Dylan isn’t known for having a traditionally beautiful voice, but I absolutely loved his vocal on the track. He sounded so weary as he slowly delivered these fantastic lines. There are so many great individual turns of phrase in the song, but my favorite verse is the following:
The jacks and the queens
They forsake the courtyard
Fifty-two gypsies
Now file past the guard
In the space where the deuce
And the ace once ran wild
Farewell Angelina
The sky is folding
I’ll see you after awhile
I loved the imagery with the players from the deck of cards, and when he slipped in the poker terms “folding” and “see” in the final two lines, I was just floored. It was so clever, and so different from anything else I had ever heard up to that point in my life. I wanted to hear more songs like this one. I wanted to have my mind blown in the same way that song had blown my mind. And in that moment, I became a Bob Dylan fan for life…like so many people before me, and so many since then. His songs didn’t just entertain me. They also educated me. I learned so much about vocabulary, history, spirituality and boundary breaking from listening to those songs. I had a similar reaction to ‘Farewell Angelina’ that I had when I first learned that poems didn’t have to have a traditional rhyming pattern. Essentially, all bets were off. My own writing was also impacted. Outside of papers where grammar and punctuation were evaluated, I began playing around with sentence structure and phrasing, so that my writing became more conversational. I began to write the way I wished I could talk, and that began after listening to songs like ‘Farewell Angelina’.

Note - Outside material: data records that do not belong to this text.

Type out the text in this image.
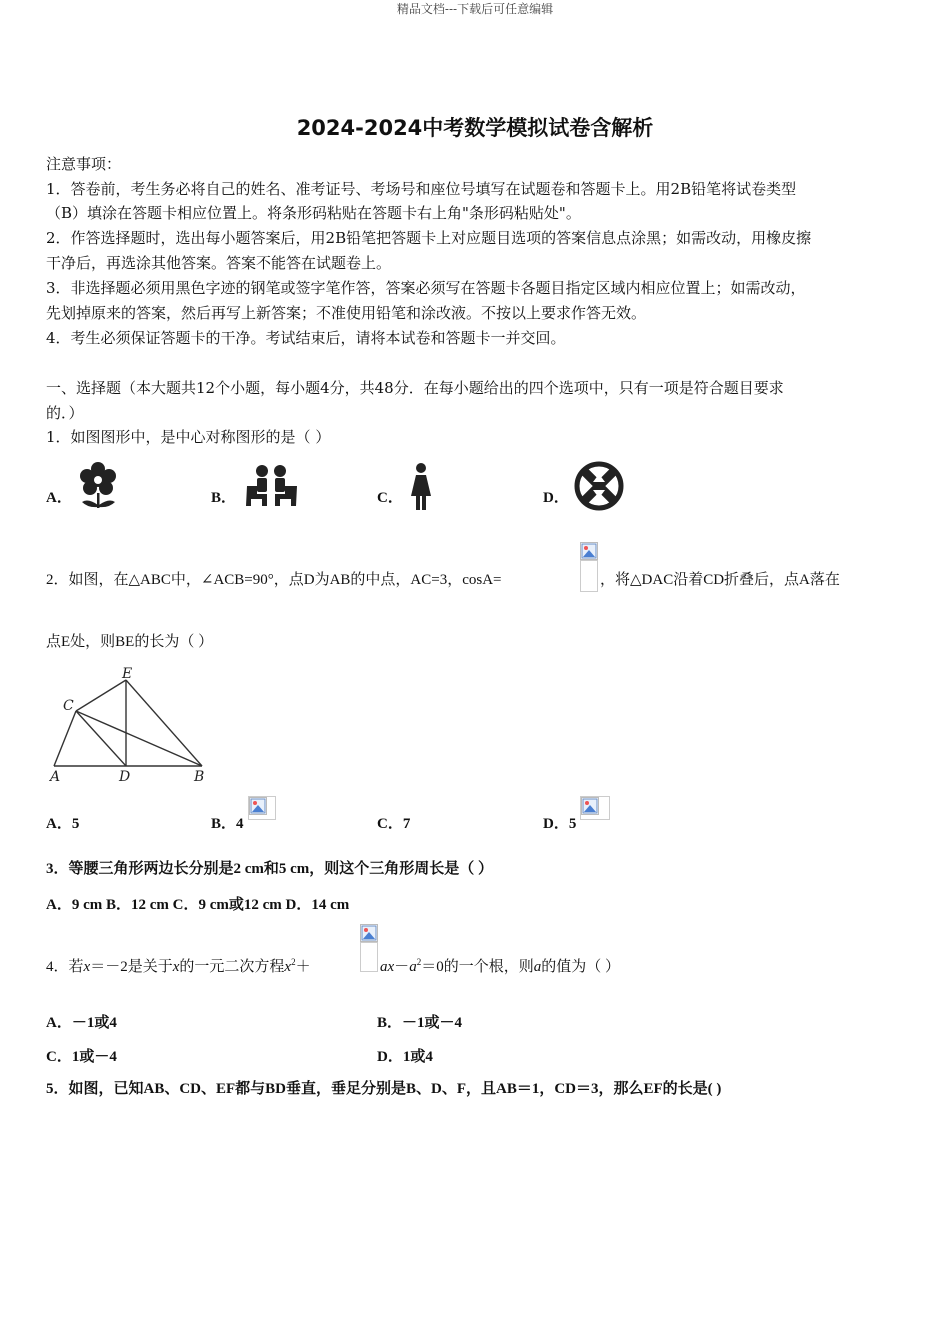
精品文档---下载后可任意编辑
2024-2024中考数学模拟试卷含解析
注意事项：
1．答卷前，考生务必将自己的姓名、准考证号、考场号和座位号填写在试题卷和答题卡上。用2B铅笔将试卷类型
（B）填涂在答题卡相应位置上。将条形码粘贴在答题卡右上角"条形码粘贴处"。
2．作答选择题时，选出每小题答案后，用2B铅笔把答题卡上对应题目选项的答案信息点涂黑；如需改动，用橡皮擦
干净后，再选涂其他答案。答案不能答在试题卷上。
3．非选择题必须用黑色字迹的钢笔或签字笔作答，答案必须写在答题卡各题目指定区域内相应位置上；如需改动，
先划掉原来的答案，然后再写上新答案；不准使用铅笔和涂改液。不按以上要求作答无效。
4．考生必须保证答题卡的干净。考试结束后，请将本试卷和答题卡一并交回。
一、选择题（本大题共12个小题，每小题4分，共48分．在每小题给出的四个选项中，只有一项是符合题目要求
的．）
1．如图图形中，是中心对称图形的是（ ）
A．	B．	C．	D．
2．如图，在△ABC中，∠ACB=90°，点D为AB的中点，AC=3，cosA=	，将△DAC沿着CD折叠后，点A落在
点E处，则BE的长为（ ）
E
C
A	D	B
A．5	B．4	C．7	D．5
3．等腰三角形两边长分别是2 cm和5 cm，则这个三角形周长是（ ）
A．9 cm B．12 cm C．9 cm或12 cm D．14 cm
4．若x＝－2是关于x的一元二次方程$x^2+$	$ax-a^2=0$的一个根，则a的值为（ ）
A．－1或4	B．－1或－4
C．1或－4	D．1或4
5．如图，已知AB、CD、EF都与BD垂直，垂足分别是B、D、F，且AB＝1，CD＝3，那么EF的长是( )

There was also an attitude from much of his work that made me feel stronger when I listened to it. A bit of defiance here, and some self-reliance there, which was something I really needed at that time in my life. Over the years, Dylan’s songs have saved me over and over again. I can always return to them, and it is like putting on a pair of comfortable shoes. They’ve made me laugh when I’ve needed a laugh. They’ve pulled me out of a funk when I’ve gotten myself into a funk. They’ve pushed the reset button in my brain when I’ve gotten out of sorts.
I just can’t imagine how life would have gone had Mr. Kralosky not given us that assignment in English class. It may have taken me many more years to cross paths with Dylan’s work, and even then, things may not have clicked in the same manner in which they did. I may have found a different entry point, and not had that revelatory moment that I had when listening to ‘Farewell Angelina’ for the first time. I’m forever thankful that it played out the way it did.